Intellectual Merit  The goals of this work are twofold: 1) to better understand global scale patterns in biosphere processes, particularly patterns in the global carbon cycle and climate system. More specifically, the proposed data mining research is driven by the need to address the following two challenges: (i) understanding how ocean, atmosphere and land processes are coupled and (ii) detecting and predicting ecosystem disturbances such as fires, floods, and hurricanes. 2) to support innovative Computer Science (CS) research in data mining. In particular, the spatio-temporal nature of Earth Science data means that standard CS data mining techniques often cannot be directly applied. As an example, in Earth Science research, a key step is the selection of the locations and time periods that are to be used to investigate possible relationships between two Earth Science phenomena, e.g., El Nino and milder winters in the Midwestern United States. Currently, this selection is based on domain knowledge, but automating this process would be very beneficial. The proposed work will develop new data mining techniques that address the high dimensionality, large size, and spatio-temporal nature of the data.

 

Broader Impacts New algorithms and techniques for the analysis of large spatio-temporal data sets developed in this project will be made available to other researchers within the Earth Science community. To a large extent, this project will encapsulate these algorithms within easy to use visual tools so that users will be able to more easily extract useful knowledge from Earth Science data sets. Although the focus will be on Earth Science data, the data mining techniques that are developed will be applicable to a wide variety of other fields that have data collected over time on a spatial grid. To give a specific example, spatio-temporal clustering has been used to track cyclones and animal migrations, and to model mobile phone users and neuronal activities in the brain, and the new spatio-temporal clustering techniques could also prove useful for these applications.


Duration: 3 years

Publications:

  1. Haibin Cheng, Pang-Ning Tan. Semi-supervised Learning with Data Calibration for Long-Term Time Series Forecasting, Proc of the ACM SIGKDD International Conference on Data Mining, August, 2008.
  2. Haibin Cheng, Pang-Ning Tan, Christopher Potter, Steve Klooster. Data Mining for Visual Exploration and Detection of Ecosystem Disturbances, Proc of 16th ACM SIGSPATIAL International Conference on Advances in Geographic Information Systems (ACM GIS), November, 2008
  3. Haibin Cheng, Pang-Ning Tan, Christopher Potter, Steve Klooster. A Multivariate A Robust Graph-Based Algorithm for Detection and Characterization of Anomalies in Noisy Multivariate Time Series, ICDM Workshop on Spatial and Spatio-temporal Data Mining (SSTDM 2008), 2008.
  4. Haibin Cheng, Pang-Ning Tan, Christopher Potter, Steve Klooster. Detection and Characterization of Anomalies in Multivariate Time Series. Proc of SIAM International Conference on Data Mining (SDM 2009), 2009.
  5. Haibin Cheng, Pang-Ning Tan, Rong Jin. Efficient Algorithm for Localized Support Vector Machine. To appear in IEEE Transactions on Knowledge and Data Engineering, DOI: 10.1109/TKDE.2009.116, 2009.

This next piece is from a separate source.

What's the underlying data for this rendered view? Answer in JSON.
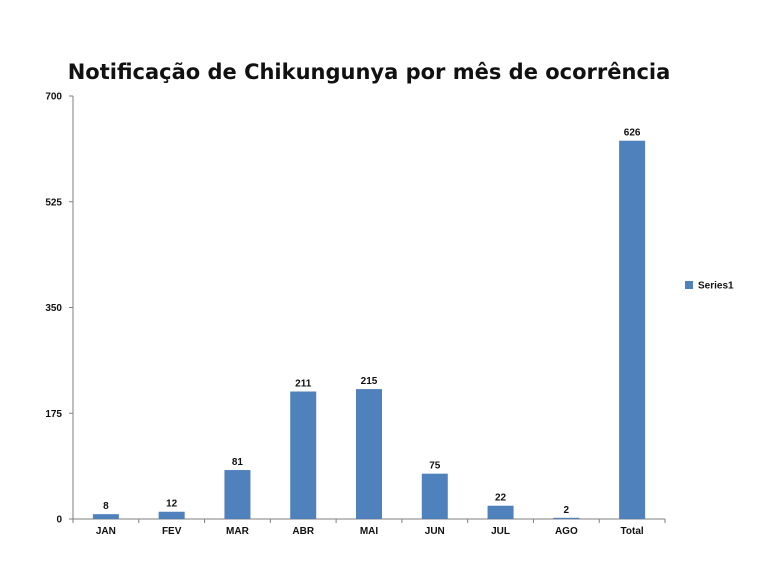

Contributions to Resources for Research and Education:

Software: A Matlab-based visualization tool for detecting and clustering ecosystem disturbance events has been developed. The software is currently being evaluated by our research collaborators Christopher Potter (NASA Ames) and Steve Klooster (California State University). A description of the disturbance event viewer is available here. The tools and algorithms developed in the project will become publicly available in the near future from this web site.

 

Education: Tan has taught a graduate-level data mining course at the Michigan State University during Fall 2007. The course included lectures on anomaly detection and the application of data mining to the Earth Science domain.